Ашер пробормотал что-то невнятное. А потом спросил:
– Тебе не показалось, что она похожа на Амриту?
Невинный вопрос привел Антонио в бешенство:
– Ты в своем уме, Ашер? Знаешь, что ты безумен? Официально тебе это объявляю! – кипятился Антонио. – Ты довел себя до изгнания из Дома. Ты довел Дом до погибели. Что тебе еще нужно?
– Ты видел ее глаза? В них едва держится цвет. Это признак старости души.
– Аше-е-е-ер, – беспомощно простонал Антонио. – Ты ведь точно так же думал об Элен. Видел в ней Амриту. Разве нет? А потом все кончилось в один день.
– Ты не веришь, что я могу ее встретить.
– Не верю, Ашер. Ты ведь знаешь, сколько отпущено средней душе.
– Она не из средних, она из лучших.
– Хорошо, просто человеческой душе. А ведь Мастер ножа и ключа рассекает душу на тысячи кусков. В лучшем случае осколки ее души рассеяны среди тысяч земных женщин.
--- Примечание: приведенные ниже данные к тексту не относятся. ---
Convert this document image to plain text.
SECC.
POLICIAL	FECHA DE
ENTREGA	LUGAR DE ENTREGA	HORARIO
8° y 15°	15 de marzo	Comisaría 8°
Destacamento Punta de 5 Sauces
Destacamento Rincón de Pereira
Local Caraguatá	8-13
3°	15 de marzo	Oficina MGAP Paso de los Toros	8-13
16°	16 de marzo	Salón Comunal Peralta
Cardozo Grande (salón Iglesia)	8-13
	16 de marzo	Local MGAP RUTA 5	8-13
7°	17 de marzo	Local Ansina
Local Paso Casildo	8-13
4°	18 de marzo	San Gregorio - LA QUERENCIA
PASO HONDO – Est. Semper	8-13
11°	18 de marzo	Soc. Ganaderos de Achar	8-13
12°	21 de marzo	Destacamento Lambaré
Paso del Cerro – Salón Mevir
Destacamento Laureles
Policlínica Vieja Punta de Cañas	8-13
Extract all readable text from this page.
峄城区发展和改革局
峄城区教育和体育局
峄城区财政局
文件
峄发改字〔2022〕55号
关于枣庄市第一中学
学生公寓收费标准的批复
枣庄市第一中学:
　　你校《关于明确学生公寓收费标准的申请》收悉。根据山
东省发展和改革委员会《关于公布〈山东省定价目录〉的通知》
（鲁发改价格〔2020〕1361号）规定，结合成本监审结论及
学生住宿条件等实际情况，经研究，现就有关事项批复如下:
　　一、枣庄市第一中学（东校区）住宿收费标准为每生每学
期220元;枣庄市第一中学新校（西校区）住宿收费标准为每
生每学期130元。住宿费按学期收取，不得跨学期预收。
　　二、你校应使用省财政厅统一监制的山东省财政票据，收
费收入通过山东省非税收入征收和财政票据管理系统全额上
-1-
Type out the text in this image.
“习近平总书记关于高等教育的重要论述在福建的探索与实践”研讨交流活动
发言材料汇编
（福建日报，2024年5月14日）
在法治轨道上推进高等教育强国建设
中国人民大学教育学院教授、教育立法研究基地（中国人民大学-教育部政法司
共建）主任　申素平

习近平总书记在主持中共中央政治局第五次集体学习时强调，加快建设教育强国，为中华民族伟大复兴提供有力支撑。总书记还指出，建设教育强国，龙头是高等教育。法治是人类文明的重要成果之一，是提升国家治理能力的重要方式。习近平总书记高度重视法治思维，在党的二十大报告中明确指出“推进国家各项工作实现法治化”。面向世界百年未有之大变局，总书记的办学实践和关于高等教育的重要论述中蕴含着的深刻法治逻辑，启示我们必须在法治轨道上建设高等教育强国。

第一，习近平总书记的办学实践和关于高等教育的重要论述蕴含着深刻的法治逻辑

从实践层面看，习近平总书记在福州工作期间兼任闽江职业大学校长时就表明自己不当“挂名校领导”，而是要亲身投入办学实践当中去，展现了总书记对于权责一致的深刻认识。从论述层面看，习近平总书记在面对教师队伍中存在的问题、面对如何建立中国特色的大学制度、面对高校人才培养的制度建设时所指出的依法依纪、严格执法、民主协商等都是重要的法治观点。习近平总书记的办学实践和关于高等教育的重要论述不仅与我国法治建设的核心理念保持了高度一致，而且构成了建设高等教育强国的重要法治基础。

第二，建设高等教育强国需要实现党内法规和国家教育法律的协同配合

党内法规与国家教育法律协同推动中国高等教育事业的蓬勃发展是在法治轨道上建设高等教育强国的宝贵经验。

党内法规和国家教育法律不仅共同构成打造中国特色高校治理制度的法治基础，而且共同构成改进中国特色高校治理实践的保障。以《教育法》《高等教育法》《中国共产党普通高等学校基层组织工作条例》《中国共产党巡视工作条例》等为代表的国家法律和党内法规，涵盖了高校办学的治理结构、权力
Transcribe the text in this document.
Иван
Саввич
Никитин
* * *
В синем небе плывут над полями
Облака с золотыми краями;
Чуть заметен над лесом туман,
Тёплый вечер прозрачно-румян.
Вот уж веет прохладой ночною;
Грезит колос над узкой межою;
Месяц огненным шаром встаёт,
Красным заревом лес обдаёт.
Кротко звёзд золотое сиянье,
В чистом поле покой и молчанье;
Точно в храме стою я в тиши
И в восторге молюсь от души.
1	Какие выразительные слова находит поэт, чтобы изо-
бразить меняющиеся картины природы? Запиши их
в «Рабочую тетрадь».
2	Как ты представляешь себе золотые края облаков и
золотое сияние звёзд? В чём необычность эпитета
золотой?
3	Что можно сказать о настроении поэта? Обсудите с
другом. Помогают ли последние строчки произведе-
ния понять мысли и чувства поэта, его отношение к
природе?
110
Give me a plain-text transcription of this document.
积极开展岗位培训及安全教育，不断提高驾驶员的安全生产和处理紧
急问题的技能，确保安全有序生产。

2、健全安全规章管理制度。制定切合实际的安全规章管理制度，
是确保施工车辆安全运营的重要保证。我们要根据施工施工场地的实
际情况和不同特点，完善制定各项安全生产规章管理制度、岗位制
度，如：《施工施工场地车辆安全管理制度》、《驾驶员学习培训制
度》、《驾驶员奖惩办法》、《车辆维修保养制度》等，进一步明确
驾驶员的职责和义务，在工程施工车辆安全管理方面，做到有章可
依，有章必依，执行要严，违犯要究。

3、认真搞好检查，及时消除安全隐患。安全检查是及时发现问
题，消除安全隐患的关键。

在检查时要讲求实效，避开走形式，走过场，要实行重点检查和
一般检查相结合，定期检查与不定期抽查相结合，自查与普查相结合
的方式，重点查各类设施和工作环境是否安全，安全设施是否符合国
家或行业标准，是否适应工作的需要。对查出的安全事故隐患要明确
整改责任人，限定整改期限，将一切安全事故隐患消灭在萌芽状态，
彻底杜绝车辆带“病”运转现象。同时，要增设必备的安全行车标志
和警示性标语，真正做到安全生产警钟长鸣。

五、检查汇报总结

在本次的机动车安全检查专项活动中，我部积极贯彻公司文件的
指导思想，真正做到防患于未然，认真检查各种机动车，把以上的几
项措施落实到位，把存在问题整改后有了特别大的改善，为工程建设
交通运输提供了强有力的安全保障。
И ты видишь Амриту в каждой из них. И каждый раз страдаешь. Ты ищешь и находишь, но ты не соберешь эту мозаику.
– А если ей удалось сохранить душу целой?
– Ты все равно никогда не узнаешь ее. Сколько раз за это время она должна была переродиться! Ты представляешь, как глубок этот сон? Ашер, опомнись. Что же ты так бездарно растрачиваешь оставшееся время?
– А что мне еще делать, Тони?
– Ну скажи мне, скажи, ты уверен в том, что она – танцовщица из Дома Гильяно? Ты чувствуешь между вами связь? Она любит тебя? Ты любишь ее?
Ашер проигнорировал неудобные вопросы:
– Внешне Ада совсем не похожа на Амриту. Но она знает латынь, древнегреческий! Кто в наше время знает древнегреческий, Тони? И как она выбирает драгоценности! Любой Смотритель позавидует. Она видит настоящее. Она видит то, что скрыто. Пусть только в камнях, не в людях. Она знает гимны Фортуны Дома Гильяно.
– Гимны Фортуны Дома Гильяно распевают уже несколько столетий все кому не лень, как базарные песенки в каждом захудалом балагане! – сорвался на крик Антонио. – Ашер, ты заблуждаешься, как и всякий Гильяно Внутреннего Круга, который долгое время провел в Доме. Почему ты не думаешь о том, что имеешь слишком сильное влияние на нее? Почему ты не думаешь о том, что способен внушать ей? Что ты вынуждаешь ее вспоминать обрывки прошлых жизней и подгоняешь ее под свой идеал? Неужели ты думаешь, что твоя жена не разыскала бы тебя, если бы была жива и любила тебя так же сильно, как ты ее?
– Она спит!
– Ашер, ты же знаешь: нельзя будить людей! Ты никогда не узнаешь, что получено ими при пробуждении, а что есть внушение! Ты умеешь влиять на людей, ты тот, кто дарит им идеи. Ты тот, кто вынуждает их жить в мире иллюзий. Или был тем, кто дарил и внушал. Ты влияешь на нее, ты подчиняешь ее себе. Ты транслируешь ей свои желания. Она становится такой, какой ты хочешь ее видеть.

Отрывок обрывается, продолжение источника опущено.